"Bir kitap okudum, hayatım değişti" cümlesi, oldum olası beni güldüren bir beyanattır. İnsanların hayatlarının nasıl kitaplara bağlı olduğunu, bir kitabın, bir insanın düşünce yapısını nasıl etkileyebileceğine inanmazdım oysaki.
Ama... Bir kitap okudum, hayatım değişti. Ayn Rand'ın "Atlas Vazgeçti" isimli kitabından bahsediyorum. Eylül ayının başlarıydı, yazlıkta can sıkıntısından patlarken, tesadüfen bir arkadaşıma ne okuduğunu sordum, konusunu bilmesem de öncelikle ilk cildini alıp okumaya karar verdim. Kitap dediysem, öyle bir oturuşta okunup, hazmedilen bir kitap değildi. Öncelikle 3 cilde yayılmış, 1.800 sayfadan bahsediyorum, hemen belirteyim. Çok zor okudum, okurken kendimle çatıştım, onlarca kez "hadi canım" diyerek elimden fırlattım. Araya zaman koydum, araya başka kitaplar aldım onları okudum. Ama, kitabı bitirdiğim 2 gün öncesine kadar aklımın bir köşesi, çalışırken, eğlenirken, yatağa yattığım zaman uyumadan önceki zamanlarda, banyo yaparken suyun altında, kitapla meşguldü.
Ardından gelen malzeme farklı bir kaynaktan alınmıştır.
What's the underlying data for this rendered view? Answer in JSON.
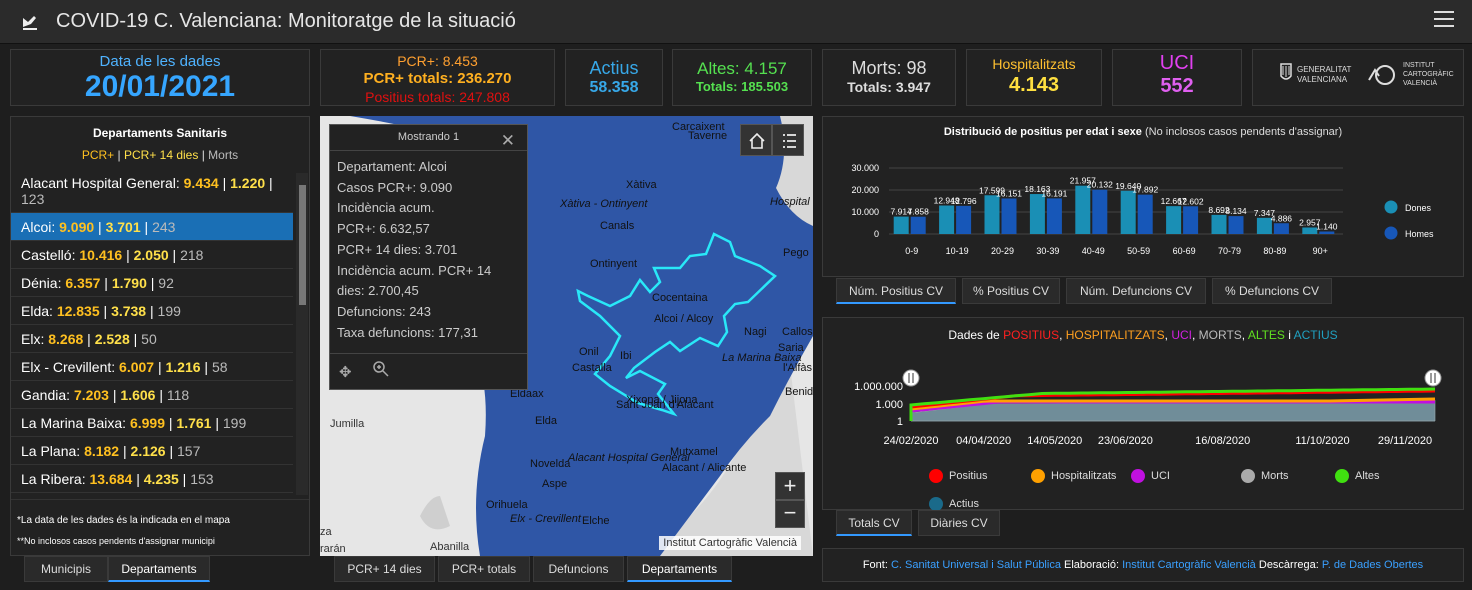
{
  "header": {
    "title": "COVID-19 C. Valenciana: Monitoratge de la situació"
  },
  "date": {
    "label": "Data de les dades",
    "value": "20/01/2021"
  },
  "pcr": {
    "new": "PCR+: 8.453",
    "total": "PCR+ totals: 236.270",
    "positives": "Positius totals: 247.808"
  },
  "actius": {
    "label": "Actius",
    "value": "58.358"
  },
  "altes": {
    "label": "Altes: 4.157",
    "total": "Totals: 185.503"
  },
  "morts": {
    "label": "Morts: 98",
    "total": "Totals: 3.947"
  },
  "hosp": {
    "label": "Hospitalitzats",
    "value": "4.143"
  },
  "uci": {
    "label": "UCI",
    "value": "552"
  },
  "logos": {
    "gva": "GENERALITAT VALENCIANA",
    "icv": "INSTITUT CARTOGRÀFIC VALENCIÀ"
  },
  "departments": {
    "title": "Departaments Sanitaris",
    "legend_a": "PCR+",
    "legend_b": "PCR+ 14 dies",
    "legend_c": "Morts",
    "rows": [
      {
        "name": "Alacant Hospital General:",
        "a": "9.434",
        "b": "1.220",
        "c": "123"
      },
      {
        "name": "Alcoi:",
        "a": "9.090",
        "b": "3.701",
        "c": "243"
      },
      {
        "name": "Castelló:",
        "a": "10.416",
        "b": "2.050",
        "c": "218"
      },
      {
        "name": "Dénia:",
        "a": "6.357",
        "b": "1.790",
        "c": "92"
      },
      {
        "name": "Elda:",
        "a": "12.835",
        "b": "3.738",
        "c": "199"
      },
      {
        "name": "Elx:",
        "a": "8.268",
        "b": "2.528",
        "c": "50"
      },
      {
        "name": "Elx - Crevillent:",
        "a": "6.007",
        "b": "1.216",
        "c": "58"
      },
      {
        "name": "Gandia:",
        "a": "7.203",
        "b": "1.606",
        "c": "118"
      },
      {
        "name": "La Marina Baixa:",
        "a": "6.999",
        "b": "1.761",
        "c": "199"
      },
      {
        "name": "La Plana:",
        "a": "8.182",
        "b": "2.126",
        "c": "157"
      },
      {
        "name": "La Ribera:",
        "a": "13.684",
        "b": "4.235",
        "c": "153"
      }
    ],
    "note1": "*La data de les dades és la indicada en el mapa",
    "note2": "**No inclosos casos pendents d'assignar municipi"
  },
  "left_tabs": [
    "Municipis",
    "Departaments"
  ],
  "map_tabs": [
    "PCR+ 14 dies",
    "PCR+ totals",
    "Defuncions",
    "Departaments"
  ],
  "popup": {
    "title": "Mostrando 1",
    "lines": [
      "Departament: Alcoi",
      "Casos PCR+: 9.090",
      "Incidència acum.",
      "PCR+: 6.632,57",
      "PCR+ 14 dies: 3.701",
      "Incidència acum. PCR+ 14",
      "dies: 2.700,45",
      "Defuncions: 243",
      "Taxa defuncions: 177,31"
    ]
  },
  "map": {
    "attribution": "Institut Cartogràfic Valencià",
    "labels": [
      "Carcaixent",
      "Taverne",
      "Xàtiva",
      "Xàtiva - Ontinyent",
      "Canals",
      "Ontinyent",
      "Cocentaina",
      "Alcoi / Alcoy",
      "Onil",
      "Castalla",
      "Ibi",
      "Xixona / Jijona",
      "Sant Joan d'Alacant",
      "Eldaax",
      "Elda",
      "Mutxamel",
      "Alacant Hospital General",
      "Novelda",
      "Alacant / Alicante",
      "Aspe",
      "Orihuela",
      "Elx - Crevillent",
      "Elche",
      "Jumilla",
      "Abanilla",
      "Hospital",
      "Pego",
      "Callosa d",
      "La Marina Baixa",
      "Saria",
      "l'Alfàs d",
      "Benidorm",
      "Nagi",
      "za",
      "rarán"
    ]
  },
  "age_chart": {
    "title": "Distribució de positius per edat i sexe",
    "subtitle": "(No inclosos casos pendents d'assignar)",
    "chart_data": {
      "type": "bar",
      "categories": [
        "0-9",
        "10-19",
        "20-29",
        "30-39",
        "40-49",
        "50-59",
        "60-69",
        "70-79",
        "80-89",
        "90+"
      ],
      "series": [
        {
          "name": "Dones",
          "values": [
            7914,
            12948,
            17599,
            18163,
            21957,
            19640,
            12667,
            8692,
            7347,
            2957
          ],
          "color": "#1a8fb5"
        },
        {
          "name": "Homes",
          "values": [
            7858,
            12796,
            16151,
            16191,
            20132,
            17892,
            12602,
            8134,
            4886,
            1140
          ],
          "color": "#1757b8"
        }
      ],
      "value_labels": {
        "Dones": [
          "7.914",
          "12.948",
          "17.599",
          "18.163",
          "21.957",
          "19.640",
          "12.667",
          "8.692",
          "7.347",
          "2.957"
        ],
        "Homes": [
          "7.858",
          "12.796",
          "16.151",
          "16.191",
          "20.132",
          "17.892",
          "12.602",
          "8.134",
          "4.886",
          "1.140"
        ]
      },
      "yticks": [
        "30.000",
        "20.000",
        "10.000",
        "0"
      ],
      "ylim": [
        0,
        30000
      ]
    }
  },
  "age_tabs": [
    "Núm. Positius CV",
    "% Positius CV",
    "Núm. Defuncions CV",
    "% Defuncions CV"
  ],
  "time_chart": {
    "title_prefix": "Dades de",
    "title_parts": [
      {
        "t": "POSITIUS",
        "c": "#ff2020"
      },
      {
        "t": "HOSPITALITZATS",
        "c": "#ffa020"
      },
      {
        "t": "UCI",
        "c": "#d020e0"
      },
      {
        "t": "MORTS",
        "c": "#bbbbbb"
      },
      {
        "t": "ALTES",
        "c": "#60e020"
      },
      {
        "t": "i",
        "c": "#ffffff"
      },
      {
        "t": "ACTIUS",
        "c": "#20a0c0"
      }
    ],
    "yticks": [
      "1.000.000",
      "1.000",
      "1"
    ],
    "xticks": [
      "24/02/2020",
      "04/04/2020",
      "14/05/2020",
      "23/06/2020",
      "16/08/2020",
      "11/10/2020",
      "29/11/2020"
    ],
    "legend": [
      {
        "label": "Positius",
        "color": "#ff0000"
      },
      {
        "label": "Hospitalitzats",
        "color": "#ffa000"
      },
      {
        "label": "UCI",
        "color": "#c010e0"
      },
      {
        "label": "Morts",
        "color": "#aaaaaa"
      },
      {
        "label": "Altes",
        "color": "#40e010"
      },
      {
        "label": "Actius",
        "color": "#1a6a8a"
      }
    ]
  },
  "time_tabs": [
    "Totals CV",
    "Diàries CV"
  ],
  "footer": {
    "font_label": "Font:",
    "font_value": "C. Sanitat Universal i Salut Pública",
    "elab_label": "Elaboració:",
    "elab_value": "Institut Cartogràfic Valencià",
    "desc_label": "Descàrrega:",
    "desc_value": "P. de Dades Obertes"
  }
}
Ne anlatıyor bu kitap? Neden bu kadar rencide etti seni? Bu soruları 2 gündür kendime devamlı soruyorum. Ben sol görüşlü bir aileden gelen, yetişme tarzı olarak sol görüşü benimsemiş, oylarını bu yaşa kadar, tatlı su solundan, komünist partiye kadar kullanmış olan biriyim. Ekonomide, rekabetin yavaşlatılmasını, devlet eliyle konmuş kuralların gerekliliğini, insanların zor dönemlerinde sığınmaları gereken sosyal güvenlik kurumlarını ve hatta sosyal güvenlik yasalarını ve işçinin yanında olan bütün yasaları da altına imzamı atabilecek kadar savunmuş, üstelik bu yasaları kendime yakın gördüğüm partiler dışındakiler çıkardığında da takdir etmiş bir insanım. Bu kitap, benim işte bütün bu düşüncelerimi, kafamda var olan "insan temiz bir varlıktır" imgesini, sendika mevhumunu, sosyal güvenlik kavramını, ekonomiye devlet müdahalesi gerçeğini teker teker gözden geçirmeme yol açtı.
Kitabı okurken, gerçek hayata ilişkin çok şey düşündüm. Ama kafamda en çok çınlayanı, kendimi en çok sorgulatanı bu cümle oldu. "Çalışmayan her insan toplumun asalağıdır." Bu cümle kitapta yok, tamamen kendi düşüncelerim ve kendi kelimelerimle kurulmuş bir cümle. Tek cümleyle kitabı özetlememi isteyenlere, benim okuduğun, hazmettiğim, özümsediğim ve kurduğum bir cümle.
Kitapta bahsedilen onlarca konudan, en önemlisi bu zaten. İnsan denilen varlık, işinden kaytarmaya, gerekli gereksiz hasta numarası yapmaya, üretiminden çok üretmemeye meğilli olduğu sürece, işvereni sömürecektir. İşçilerin çalışma koşullarının düzenlenmesi konusunda sendikaların varlığının haklı bir gerekçe olduğuna hala şiddetle inansam da, sendikaların, işçiler ne kadar az çalışırlarsa, o kadar iyi mantığından da kurtulması gerektiğini düşünüyorum artık.
Kendini geliştirmek isteyen, içindeki hırsı öne çıkarmak isteyen herkesin okuması gereken bir kitap bu. Ama öncelikle, insana kendini sorgulatan bir kitap. Ben mesela, işe geç gittiğim ya da canım evden çıkmak istemiyor bahanesiyle gitmediğim her dakikanın hesabını sordum kendime, anneme de okuttum kitabı bir yandan, o da bugünlerde, çalıştığı süre kadardır emekli maaşı aldığını düşünüp kendini suçlu hissediyor mesela.
Kısacası, birşeyler aldığımız ekonomiye, birşeyleri geri vermemiz gerekiyor sanırım.